■ 歴史の中のThis week

1999年12月、アメリカのタイム誌の読者によって「20世紀最高の人物」にエルヴィス・プレスリーが選ばれた。キング・オブ・ロックンロールとして時代を風靡したプレスリーは、1956年9月9日、当時のアメリカで最も人気だったテレビ番組「エド・サリヴァン・ショー」に華々しく登場した。

このショーに出演する前から、彼はすでに人気を得ていた。18歳のハンサムなトラック運転手であったプレスリーは、母親の誕生日プレゼントとして歌を贈ろうとレコードスタジオに訪れ、サム・フィリップス社長の目に留まった。

黒人が多く住む地域で育った彼は、白人ではあるが黒人のような歌い方していた。翌年「That’s All Right」でデビューした彼は、地域のラジオ番組で大きな注目を浴びた。

1956年にはRCAレコードと契約し、「Heartbreak Hotel」を発表し瞬く間にビルボードチャート1位を獲得した。その後「Hound Dog」、「Don’t Be Cruel」、「Love Me Tender」などを次々とヒットさせ、プレスリーの時代を切り開いた。

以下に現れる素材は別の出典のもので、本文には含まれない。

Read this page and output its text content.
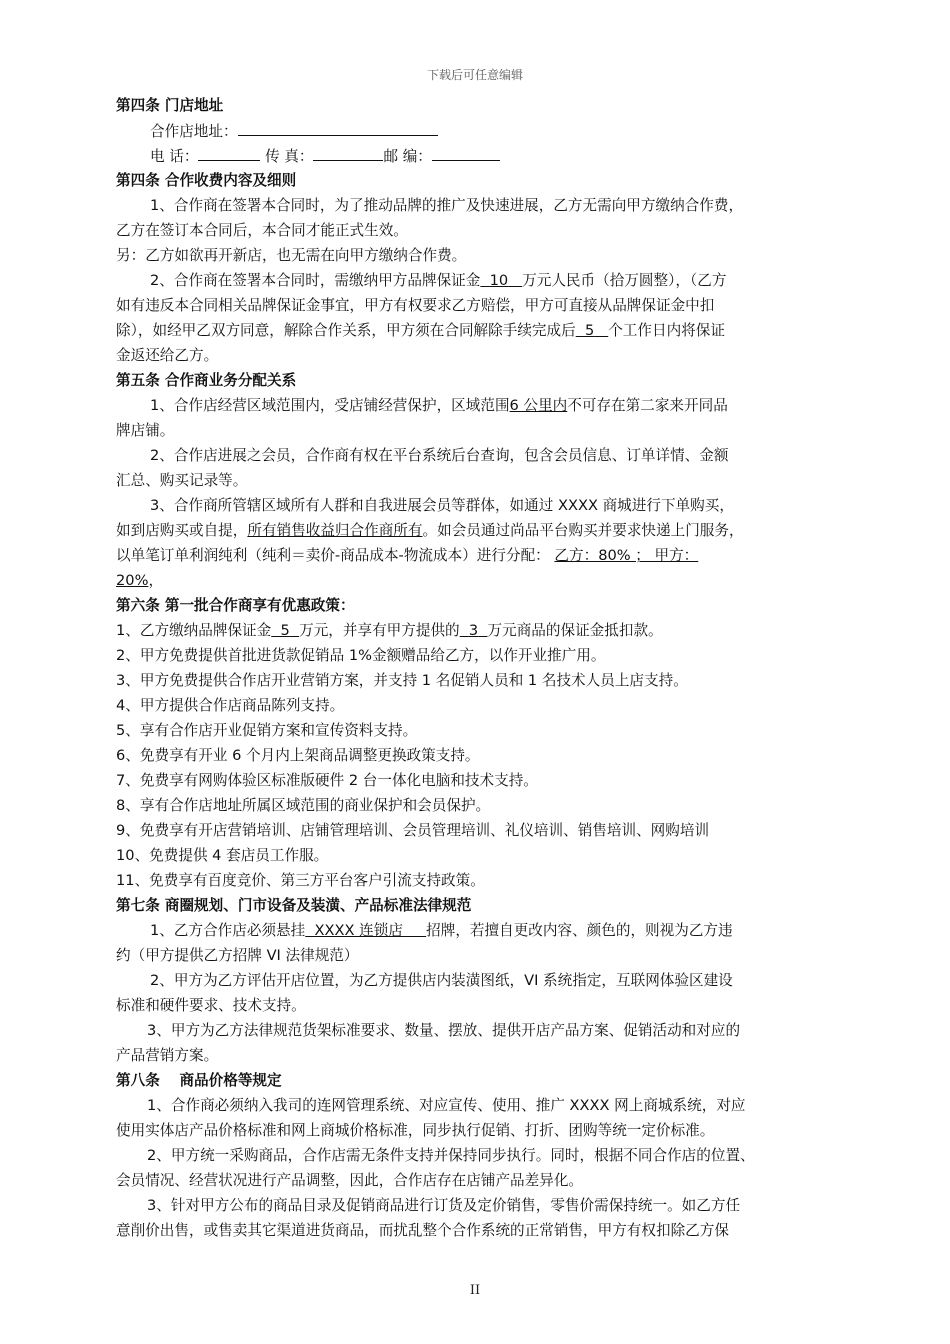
下载后可任意编辑
第四条 门店地址
合作店地址：
电 话：	传 真：	邮 编：
第四条 合作收费内容及细则
1、合作商在签署本合同时，为了推动品牌的推广及快速进展，乙方无需向甲方缴纳合作费，
乙方在签订本合同后，本合同才能正式生效。
另：乙方如欲再开新店，也无需在向甲方缴纳合作费。
2、合作商在签署本合同时，需缴纳甲方品牌保证金 10 万元人民币（拾万圆整），（乙方
如有违反本合同相关品牌保证金事宜，甲方有权要求乙方赔偿，甲方可直接从品牌保证金中扣
除），如经甲乙双方同意，解除合作关系，甲方须在合同解除手续完成后 5 个工作日内将保证
金返还给乙方。
第五条 合作商业务分配关系
1、合作店经营区域范围内，受店铺经营保护，区域范围6 公里内不可存在第二家来开同品
牌店铺。
2、合作店进展之会员，合作商有权在平台系统后台查询，包含会员信息、订单详情、金额
汇总、购买记录等。
3、合作商所管辖区域所有人群和自我进展会员等群体，如通过 XXXX 商城进行下单购买，
如到店购买或自提，所有销售收益归合作商所有。如会员通过尚品平台购买并要求快递上门服务，
以单笔订单利润纯利（纯利＝卖价-商品成本-物流成本）进行分配： 乙方：80% ； 甲方：
20%，
第六条 第一批合作商享有优惠政策：
1、乙方缴纳品牌保证金 5 万元，并享有甲方提供的 3 万元商品的保证金抵扣款。
2、甲方免费提供首批进货款促销品 1%金额赠品给乙方，以作开业推广用。
3、甲方免费提供合作店开业营销方案，并支持 1 名促销人员和 1 名技术人员上店支持。
4、甲方提供合作店商品陈列支持。
5、享有合作店开业促销方案和宣传资料支持。
6、免费享有开业 6 个月内上架商品调整更换政策支持。
7、免费享有网购体验区标准版硬件 2 台一体化电脑和技术支持。
8、享有合作店地址所属区域范围的商业保护和会员保护。
9、免费享有开店营销培训、店铺管理培训、会员管理培训、礼仪培训、销售培训、网购培训
10、免费提供 4 套店员工作服。
11、免费享有百度竞价、第三方平台客户引流支持政策。
第七条 商圈规划、门市设备及装潢、产品标准法律规范
1、乙方合作店必须悬挂 XXXX 连锁店 招牌，若擅自更改内容、颜色的，则视为乙方违
约（甲方提供乙方招牌 VI 法律规范）
2、甲方为乙方评估开店位置，为乙方提供店内装潢图纸，VI 系统指定，互联网体验区建设
标准和硬件要求、技术支持。
3、甲方为乙方法律规范货架标准要求、数量、摆放、提供开店产品方案、促销活动和对应的
产品营销方案。
第八条　 商品价格等规定
1、合作商必须纳入我司的连网管理系统、对应宣传、使用、推广 XXXX 网上商城系统，对应
使用实体店产品价格标准和网上商城价格标准，同步执行促销、打折、团购等统一定价标准。
2、甲方统一采购商品，合作店需无条件支持并保持同步执行。同时，根据不同合作店的位置、
会员情况、经营状况进行产品调整，因此，合作店存在店铺产品差异化。
3、针对甲方公布的商品目录及促销商品进行订货及定价销售，零售价需保持统一。如乙方任
意削价出售，或售卖其它渠道进货商品，而扰乱整个合作系统的正常销售，甲方有权扣除乙方保
II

同年9月、エド・サリヴァン・ショーに初出演した際、全米で6000万人が彼のステージを見守った。視聴率は驚異的な82.6%であった。司会者のエド・サリヴァンは、初めは彼の出演をためらっていたという。他のテレビ番組に先に出演し、大きな反響とともに論争を引き起こしたためである。

彼の腰を揺らすダンスは当時非常に衝撃的で、若者たちには熱狂的に受け入れられたが、保守的な既成世代には、挑発的で露骨だと見なされていた。

実際、同日のテレビ画面では、プレスリーの姿は主に上半身だけが映し出されていた。21歳の青年プレスリーは、当時の音楽界の流れを変え、大衆文化のアイコンとして浮上した。

彼は映画俳優としても成功を成し遂げ、合計31本の映画に出演した。軍から除隊した後の1960年代には、映画により集中し音楽では停滞期を経験したが、1968年のカムバック公演で再び飛躍の足掛かりを得て、活発な活動を続けた。

1973年には世界で初めて人工衛星によるコンサートの生中継を行い、彼のハワイでのコンサートを40以上の国で15億人が視聴し、再びスーパースターとしての立場を示した。

 彼は妻プリシラと離婚した後、喪失感からくる過食症で体重が増え、睡眠薬や覚醒剤などの薬物乱用により次第に健康が悪化した。1977年8月、心臓発作で42歳という短い生涯を閉じたとき、アメリカのメディアは「王が死んだ(The King Is Dead)」と報じた。

彼はビルボードチャートに18曲をチャートインさせ、世界中で数億枚のレコードが売れ、人々から愛された。

ビートルズのジョン・レノンが「エルビス以前には何もなかった」と発言したほど、大衆文化に多大な影響を与えた。

亡くなってから50年近くが経とうとしているが、プレスリーが生きたグレースランドには今でも年間60万人が訪れている。